You already have the Bottom bracket cable guide,

You will need:

Seat post binder bolt
Down tube cable stops
Cable end reducers ( two for the top tube and 1 for the rear derailleur cable on the chainstay)
See if you can find a Braided steel rear derailleur cable loop - always looks nicer than just a black length of housing.
Depending on the length of the steer tube on the fork you may need spacers.
cable end caps
bolts for the bottle bosses ( the Bolt House or somewhere similar)

you need a braze on front derailleur


----------



## kjmunc (Sep 19, 2005)

+ 1 on the cable end reducers.....when you find the right size pick up a handful, as a lot of shops don't stock the right size for Merckx chainstays. I ran into this with my MXL build and it took me 3-4 shops before I found the right size.

Take a section of your cable housing with you so you can make sure the female end fits snugly as well, as many are too small.


----------



## innergel (Jun 14, 2002)

kjmunc said:


> + 1 on the cable end reducers.....when you find the right size pick up a handful, as a lot of shops don't stock the right size for Merckx chainstays. I ran into this with my MXL build and it took me 3-4 shops before I found the right size.
> 
> Take a section of your cable housing with you so you can make sure the female end fits snugly as well, as many are too small.


WTF is a cable end reducer? Can you post a pic of what I'm looking for. I searched at LooseScrews and in the QBP online catalog and didn't see them. I'll buy them if I can find them. Maybe I used the incorrect terms.


----------



## Guest (Mar 11, 2008)

innergel said:


> WTF is a cable end reducer? Can you post a pic of what I'm looking for. I searched at LooseScrews and in the QBP online catalog and didn't see them. I'll buy them if I can find them. Maybe I used the incorrect terms.


Where the rear brake cable enters the top tube, and exits the top tube you will need "reducers" to slip over the cable housing.

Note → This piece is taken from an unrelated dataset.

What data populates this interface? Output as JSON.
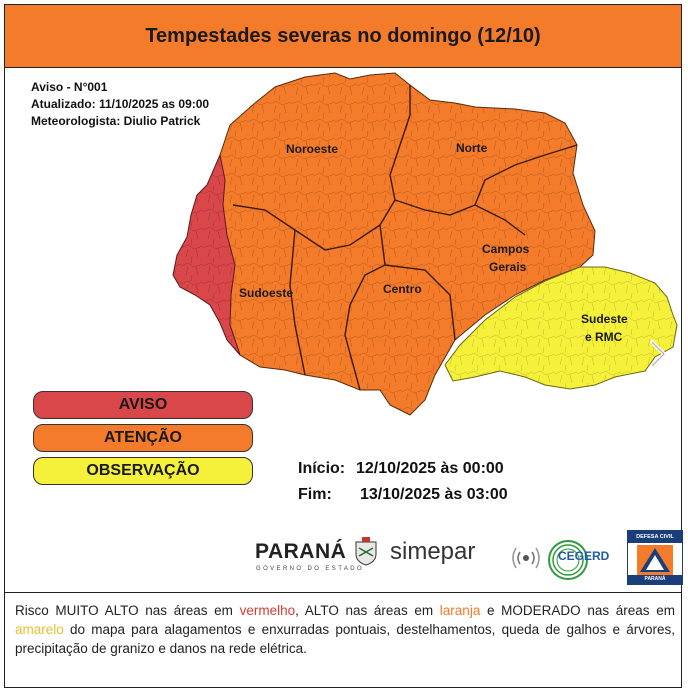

They reduce the housing diameter to match the tube inlet and outlet pports.

Also, on the rear chainstay, you will see where the housing fits into a loop - there should be a reducer on that housing end at that point as well.


----------



## zmudshark (Jan 28, 2007)

I think they are like this:
http://bethelcycle.com/page.cfm?PageID=271&action=details&sku=BR1337


----------



## kjmunc (Sep 19, 2005)

Yep, exactly. Only problem is that there seems to have been no single standard size, and since they aren't in great demand any longer, most shops just have a random handful of them. 

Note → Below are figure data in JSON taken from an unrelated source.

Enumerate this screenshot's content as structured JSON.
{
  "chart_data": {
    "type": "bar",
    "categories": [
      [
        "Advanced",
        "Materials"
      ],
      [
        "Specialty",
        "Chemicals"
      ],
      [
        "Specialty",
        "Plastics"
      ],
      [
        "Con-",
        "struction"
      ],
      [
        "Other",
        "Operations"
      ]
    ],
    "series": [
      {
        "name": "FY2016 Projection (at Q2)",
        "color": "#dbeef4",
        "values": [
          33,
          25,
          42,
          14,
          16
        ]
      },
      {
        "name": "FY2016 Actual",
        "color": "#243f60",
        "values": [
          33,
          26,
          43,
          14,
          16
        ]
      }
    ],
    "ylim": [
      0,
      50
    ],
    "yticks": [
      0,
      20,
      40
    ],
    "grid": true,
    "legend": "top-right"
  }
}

The good news is that most shops I visited were willing to just give them too me if they were the right size.


----------



## innergel (Jun 14, 2002)

All right. I know what you are talking about now. They usually come in the package when you get new cables. I have to take the cables off that I just put on because I forgot to add them the first time. I figured they were all a standard size. I should know better than that. 

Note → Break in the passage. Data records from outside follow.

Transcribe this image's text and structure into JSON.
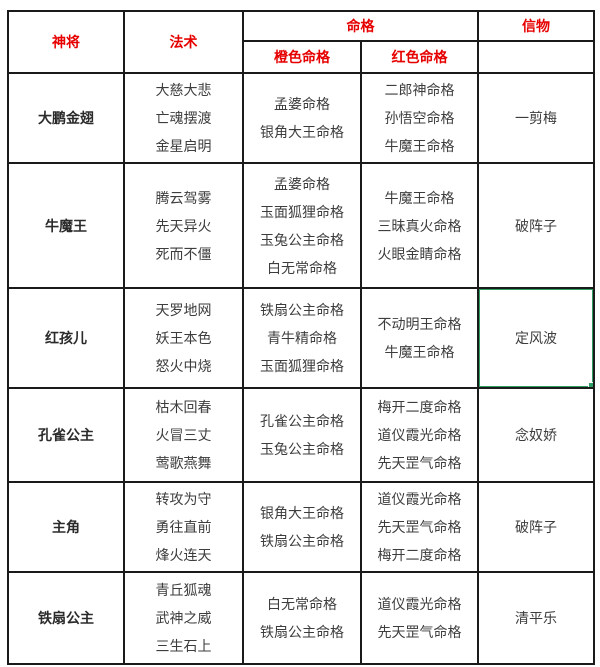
{
  "header": {
    "general": "神将",
    "skills": "法术",
    "fate": "命格",
    "fate_orange": "橙色命格",
    "fate_red": "红色命格",
    "token": "信物"
  },
  "rows": [
    {
      "general": "大鹏金翅",
      "skills": [
        "大慈大悲",
        "亡魂摆渡",
        "金星启明"
      ],
      "orange_fates": [
        "孟婆命格",
        "银角大王命格"
      ],
      "red_fates": [
        "二郎神命格",
        "孙悟空命格",
        "牛魔王命格"
      ],
      "token": "一剪梅",
      "token_selected": false
    },
    {
      "general": "牛魔王",
      "skills": [
        "腾云驾雾",
        "先天异火",
        "死而不僵"
      ],
      "orange_fates": [
        "孟婆命格",
        "玉面狐狸命格",
        "玉兔公主命格",
        "白无常命格"
      ],
      "red_fates": [
        "牛魔王命格",
        "三昧真火命格",
        "火眼金睛命格"
      ],
      "token": "破阵子",
      "token_selected": false
    },
    {
      "general": "红孩儿",
      "skills": [
        "天罗地网",
        "妖王本色",
        "怒火中烧"
      ],
      "orange_fates": [
        "铁扇公主命格",
        "青牛精命格",
        "玉面狐狸命格"
      ],
      "red_fates": [
        "不动明王命格",
        "牛魔王命格"
      ],
      "token": "定风波",
      "token_selected": true
    },
    {
      "general": "孔雀公主",
      "skills": [
        "枯木回春",
        "火冒三丈",
        "莺歌燕舞"
      ],
      "orange_fates": [
        "孔雀公主命格",
        "玉兔公主命格"
      ],
      "red_fates": [
        "梅开二度命格",
        "道仪霞光命格",
        "先天罡气命格"
      ],
      "token": "念奴娇",
      "token_selected": false
    },
    {
      "general": "主角",
      "skills": [
        "转攻为守",
        "勇往直前",
        "烽火连天"
      ],
      "orange_fates": [
        "银角大王命格",
        "铁扇公主命格"
      ],
      "red_fates": [
        "道仪霞光命格",
        "先天罡气命格",
        "梅开二度命格"
      ],
      "token": "破阵子",
      "token_selected": false
    },
    {
      "general": "铁扇公主",
      "skills": [
        "青丘狐魂",
        "武神之威",
        "三生石上"
      ],
      "orange_fates": [
        "白无常命格",
        "铁扇公主命格"
      ],
      "red_fates": [
        "道仪霞光命格",
        "先天罡气命格"
      ],
      "token": "清平乐",
      "token_selected": false
    }
  ],
  "colors": {
    "header_text": "#e60000",
    "body_text": "#3d3d3d",
    "border": "#1a1a1a",
    "selection": "#2e9e63"
  }
}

I've never run internally routed cables. I figured there would be some sort of rubber grommet that went into those input/output ports to keep the water/sweat out.


----------



## Marz (May 14, 2006)

toomanybikes said:


> Where the rear brake cable enters the top tube, and exits the top tube you will need "reducers" to slip over the cable housing. They reduce the housing diameter to match the tube inlet and outlet pports.
> 
> Also, on the rear chainstay, you will see where the housing fits into a loop - there should be a reducer on that housing end at that point as well.


On my MXL frame I just did a trial with some campagnolo outer brake housing and the housing slips right in. Would I still need reducers? I thought you need them when the housing stops and you run the bare cable.


----------



## KayTee (Jun 24, 2006)

Marz said:


> Would I still need reducers? I.


From my in-house wrench: No.


----------



## ctam (Apr 21, 2003)

I just tried the same thing with my MXL - the brake cable housing passes straight through both openings in the top tube. Reducers are not required.


----------



## innergel (Jun 14, 2002)

ctam said:


> I just tried the same thing with my MXL - the brake cable housing passes straight through both openings in the top tube. Reducers are not required.


Good news. Saves having to scrounge around a little bit.


----------